MPN expert Srdan Verstovsek, MD, PhD, shares insights into the role of ruxolitinib for the treatment of myelofibrosis.
Ruben Mesa, MD, FACP: We’re in an era in which there are the greatest number of phase 3 trials ever for myelofibrosis. It’s not even close, in terms of the amount of clinical investigations being done for these patients. I’m deeply excited about that; the more options, the better. It’s heterogeneous, so we’re going to learn a lot. But before we get to the drugs in the pipeline in those trials, let’s take a deeper dive into the 2 drugs we have approved: ruxolitinib and fedratinib. Srdan, I’ll turn to you. Clearly, you’ve been at the forefront. Many of us have contributed, of course, but you’re knowledgeable regarding the development of ruxolitinib in the treatment of myelofibrosis. Many, I hear, have poorly heard parts of this story. What do they need to know about ruxolitinib in 2021 as it relates to dosing or low platelets? What’s a good response? What’s not a good response? What's your elevator speech for your trainee at The University of Texas Health San Antonio MD Anderson Cancer Center, who’s asking the ruxolitinib guru, “What should I know about ruxolitinib for myelofibrosis”?
Srdan Verstovsek, MD, PhD: Jamile had a very good introduction, explaining what we should be aiming for with ruxolitinib and JAK inhibitors. What we learned over the last 10 years—since it was approved in 2011—is that earlier intervention with a very good dose matters. What I’m talking about is that we should focus not only on the improvement of quality of life, which is very valuable. We talked about what the guidelines would say; first, we consider the transplant. Then we consider the symptoms. You want to improve the quality of life. You can improve the quality of life within 4 to 6 weeks through the optimal way, with a relatively lower dose of ruxolitinib: 10 mg twice a day. The durability of the response and the life extension that we’re certainly seeing quite often with ruxolitinib depends much more on the degree of spleen response. For the spleen response, you need a higher dose. You start with a lower dose—this is the case with the patient that has a low platelet count. To answer your question at least partly, you start with a lower dose or a lower dose because patients have anemia already. You should optimize this dose in terms of the dose escalation to the maximum safe amount to get that spleen as small as possible, which would transfer and improve durability and life extension.
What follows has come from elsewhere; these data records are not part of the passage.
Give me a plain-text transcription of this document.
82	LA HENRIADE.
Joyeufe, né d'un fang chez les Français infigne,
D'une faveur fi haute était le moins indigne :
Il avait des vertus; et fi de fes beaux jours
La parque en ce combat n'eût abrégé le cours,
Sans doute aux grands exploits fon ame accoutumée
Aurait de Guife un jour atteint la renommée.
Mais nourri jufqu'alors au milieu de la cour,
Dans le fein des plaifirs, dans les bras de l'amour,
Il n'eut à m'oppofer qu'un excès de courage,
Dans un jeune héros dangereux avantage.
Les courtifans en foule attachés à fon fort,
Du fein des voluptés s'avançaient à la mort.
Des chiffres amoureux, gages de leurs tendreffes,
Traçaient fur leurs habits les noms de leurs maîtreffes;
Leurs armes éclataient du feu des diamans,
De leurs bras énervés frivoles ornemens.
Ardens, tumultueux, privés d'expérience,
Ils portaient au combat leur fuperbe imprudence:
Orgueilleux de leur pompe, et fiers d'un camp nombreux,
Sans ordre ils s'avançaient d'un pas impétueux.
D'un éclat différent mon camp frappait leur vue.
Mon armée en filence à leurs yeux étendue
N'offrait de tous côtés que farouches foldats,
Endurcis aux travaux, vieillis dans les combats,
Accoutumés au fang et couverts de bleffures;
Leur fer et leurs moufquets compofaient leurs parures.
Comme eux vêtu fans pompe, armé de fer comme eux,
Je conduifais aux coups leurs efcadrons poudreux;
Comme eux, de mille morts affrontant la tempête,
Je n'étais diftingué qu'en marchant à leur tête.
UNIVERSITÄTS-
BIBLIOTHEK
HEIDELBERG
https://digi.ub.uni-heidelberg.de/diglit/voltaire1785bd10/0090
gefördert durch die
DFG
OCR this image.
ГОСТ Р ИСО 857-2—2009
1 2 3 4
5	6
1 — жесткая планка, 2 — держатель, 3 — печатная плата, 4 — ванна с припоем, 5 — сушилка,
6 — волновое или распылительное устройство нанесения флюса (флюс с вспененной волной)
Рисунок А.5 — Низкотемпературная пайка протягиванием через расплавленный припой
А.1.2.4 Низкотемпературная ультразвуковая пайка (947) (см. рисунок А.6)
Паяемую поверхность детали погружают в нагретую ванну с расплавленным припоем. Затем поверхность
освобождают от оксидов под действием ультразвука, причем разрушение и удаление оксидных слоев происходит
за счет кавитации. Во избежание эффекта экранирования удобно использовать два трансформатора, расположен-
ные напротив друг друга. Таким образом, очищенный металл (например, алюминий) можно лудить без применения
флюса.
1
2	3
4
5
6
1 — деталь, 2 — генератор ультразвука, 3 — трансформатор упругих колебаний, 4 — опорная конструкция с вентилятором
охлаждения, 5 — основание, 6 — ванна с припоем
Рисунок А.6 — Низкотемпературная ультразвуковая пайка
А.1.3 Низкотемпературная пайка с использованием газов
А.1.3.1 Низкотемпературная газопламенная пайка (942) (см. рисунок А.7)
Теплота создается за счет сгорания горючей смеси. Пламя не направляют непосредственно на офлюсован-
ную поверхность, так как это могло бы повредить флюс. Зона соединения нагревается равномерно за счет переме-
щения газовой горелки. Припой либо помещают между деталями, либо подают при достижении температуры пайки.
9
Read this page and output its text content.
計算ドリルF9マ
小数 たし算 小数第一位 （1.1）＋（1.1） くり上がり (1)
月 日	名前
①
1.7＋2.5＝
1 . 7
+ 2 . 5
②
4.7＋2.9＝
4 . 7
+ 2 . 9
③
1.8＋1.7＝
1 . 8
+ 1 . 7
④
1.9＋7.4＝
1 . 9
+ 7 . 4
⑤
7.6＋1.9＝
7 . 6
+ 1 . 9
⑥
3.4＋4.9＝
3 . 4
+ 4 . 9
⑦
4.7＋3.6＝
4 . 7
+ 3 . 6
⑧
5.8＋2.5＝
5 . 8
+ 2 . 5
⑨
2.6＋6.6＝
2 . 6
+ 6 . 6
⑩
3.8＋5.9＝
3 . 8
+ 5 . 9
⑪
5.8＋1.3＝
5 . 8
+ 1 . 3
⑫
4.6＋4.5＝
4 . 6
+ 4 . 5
Rather than thinking about immediately changing, if the response is not good with the low dose already, how can you optimize the therapy further? You can optimize it with earlier intervention. For the patients who are, based on MPN10 [Myeloproliferative Neoplasm Symptom Assessment Form], sick enough already, you didn’t recognize it just by asking questions. You now have a questionnaire to utilize. You would say that early intervention will make them feel better sooner. They are less anemic and less thrombocytopenic, so you can give them a better dose. That earlier intervention is easier to manage; patients get a better response, and that response lasts much longer. That’s what we learned over 10 years: when optimizing the therapy, starting low is fine as long as you go up. An earlier intervention gives you the opportunity to maximize the benefits before thinking about changing, and I’m happy that there are options to change. Let’s not just be overly complacent and say, “We have another drug we’ll change.” Why don’t we optimize all these options and start by optimizing the therapy with ruxolitinib in front line? Then think about momelotinib, fedratinib, and others?
Ruben Mesa, MD, FACP: It has really been an amazing period of time in many ways. You and I remember well—as does Jamile—what myelofibrosis treatment was like pre-JAK inhibition. We had incredibly cachectic patients with massive splenomegaly. They had almost a gray pallor. You could tell who the patient with myelofibrosis was in the waiting room without looking at the chart. There was a look, a hollowness to the muscles, and that has decreased dramatically in the era of JAK inhibition, with individuals clearly living longer. I just saw an individual who started when ruxolitinib was commercially approved. That patient has been on it since—over almost 10 years for an individual who probably had a life expectancy of 2 to 3 years when we started. Earlier intervention clearly matters.